First, a confession: I watched this episode right after my own ED night shift. So I'm a little tired, a little strung out on caffeine. And I’m even less tolerant of histrionics, which is often this show’s calling card.

But I’ve got to say, this was Night Shift's best episode. It actually made me optimistic for the series, which just got renewed for a 14-episode block.

What worked? This was the first episode where it felt like the characters were driving the plot, instead of responding to extreme circumstances and wild coincidences. Pretty much everything that happened in this hour (aside from the extreme and coincidental bus accident at the beginning) was an outgrowth of choices the characters had made in the weeks before, or aspects of their personality we’ve come to know.

So, let’s get you up to speed on the major characters:

TC - an ED attending, with battlefield surgery experience from Afghanistan. Impulsive, with no respect for authority. Was fooling around with other ladies, but keeps pining for Jordan.

Jordan - Chief of the Night Shift, TC’s ex, has finally moved on and is now with the new trauma surgeon, played by Scott Wolf from Party of Five.


Drew - closeted EM resident, wants to be a Ranger. Hides his sexual orientation for fear it will hurt his Army ambitions. In love with Rick, who’s just returning from the front lines.


The episode begins with Rick calling Drew from a bus full of returning vets. At the same time, TC shows up at Jordan’s house the day after their big, ill-advised kiss. TC says he can’t stop thinking about her. Jordan seems torn.

Then, improbably, Rick’s bus gets in a violent accident - and many of the survivors are taken to where Drew works. Jordan and TC race to the ED.

In the parking lot, Drew is looking for Rick, while other ED staff start a pericardiocentesis in the parking lot (seriously - they couldn’t wait another 15 seconds to wheel the patient into the ED, where all the equipment and monitors are? and the docs just happened to be carrying a spinal needle? The medical consultants for this show must be very frustrated, or very absent).

Scott Wolf from Party of Five identifies some soldiers in need of trauma surgery, including Rick, whose right leg will need amputation. He goes to set up the OR, while TC and Drew take Rick to the ED for stabilization.

In a side plot, the female intern fends off flirtations from a young private with a shoulder injury. When he starts bleeding spontaneously, he gets diagnosed with ITP (and when the docs discuss the differential, it comes as close as this show’s ever come to a real medical conversation). The private gets steroids, improves improbably fast, but then decompensates and dies when it turns out his low platelets and skin rash were due to Leishmaniasis. It’s concluded the guy was doomed before he ever left Afghanistan (though I bet those steroids didn’t help). The female intern grieves.

But the main crux of the episode was Rick’s increasingly obvious need for a BKA and how all the characters respond. Rick desperately tries to hold on to the life he has, and refuses amputation. Drew tries to offer support but also hides his relationship with Rick in front of nearly everyone else.

And TC, the brilliant renegade doc, naturally tries to re-perfuse the leg, with a popliteal bypass in the ED. When the trauma surgeon hears about this, he’s outraged he was kept waiting in the OR. TC asserts his approach is more patient-centered, but Scott Wolf from Party of Five is not having it, and they two start throwing punches.

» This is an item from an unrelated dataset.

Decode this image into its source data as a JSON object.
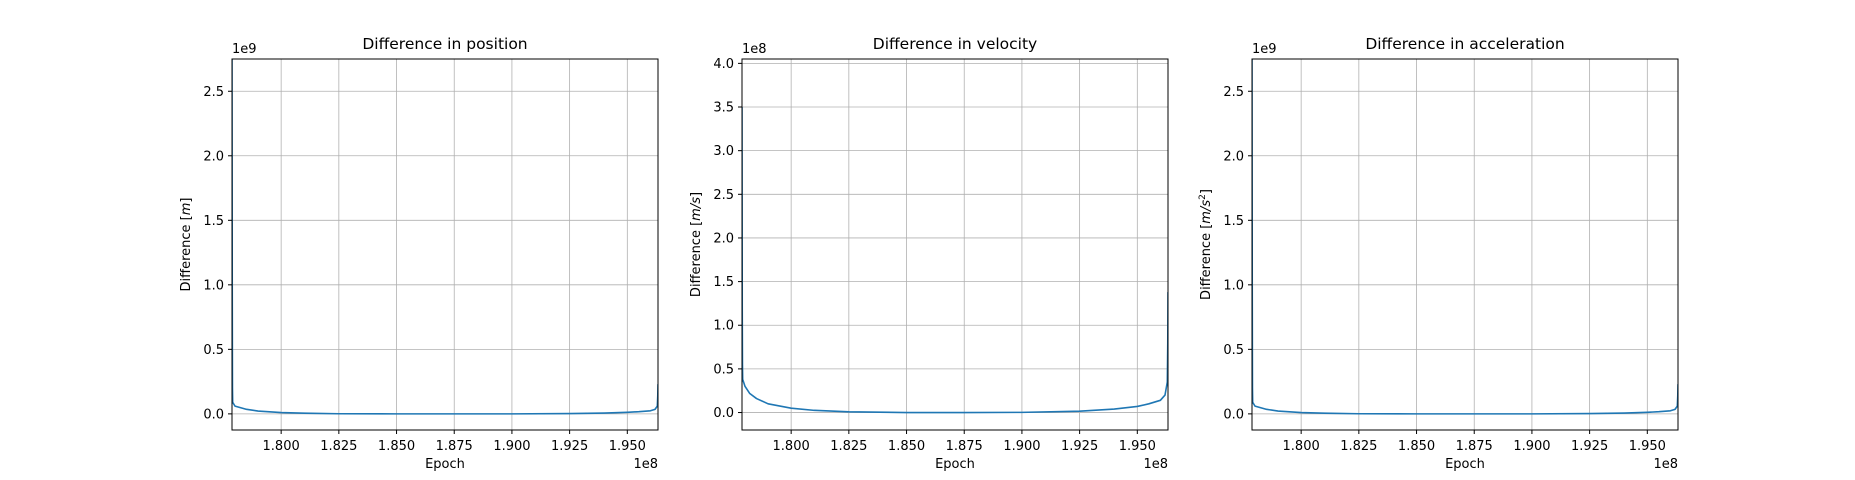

Jordan, the Chief of the Night Shift, is called in to mediate. For the first time in the whole series, the characters (especially TC) get a flicker of recognition about how childish they are. Someone says, “this wouldn’t be tolerated in any other emergency department in the country”and I cheered.

Ultimately Rick goes to the OR for amputation. Drew finally proclaims his love and commitment to Rick in front of the platoon, outing himself but saving his relationship. Everyone seems to be making decisions that demonstrate character growth, while remaining true to what’s come before.

Of course, there’s a Mariachi band in the waiting room, and they play taps for the Leishmaniasis patient as he’s wheeled to the morgue - because the show has to stay true to itself, too. But I’m choosing to look at this episode as progress.

Fast Track Items

There was some plotting unrelated to the amputation storyline that thankfully stayed in the background:

  • The overnight administrator, who had been my favorite character so far, remained mostly on the sidelines while he worked on his online dating profile.
  • The psychiatrist is forced to deal with a frequent flyer who seems to have pseudocyesis. It turns out it’s an ovarian tumor that also causes psychosis. Ridiculous (but not impossible - see ). The subplot was redeemed by the recurring joke that Matt Damon was the father.
  • The male intern gets teased about how young he looks (the platoon calls him “Doogie”) but he eventually earns their respect by doing a lateral canthotomy in a hot tub. He had already earned my respect by picking up on Kussmaul breathing in a waiting room patient, and he actually lost points from me by doing the canthotomy without gloves. But he’s showing progress, too.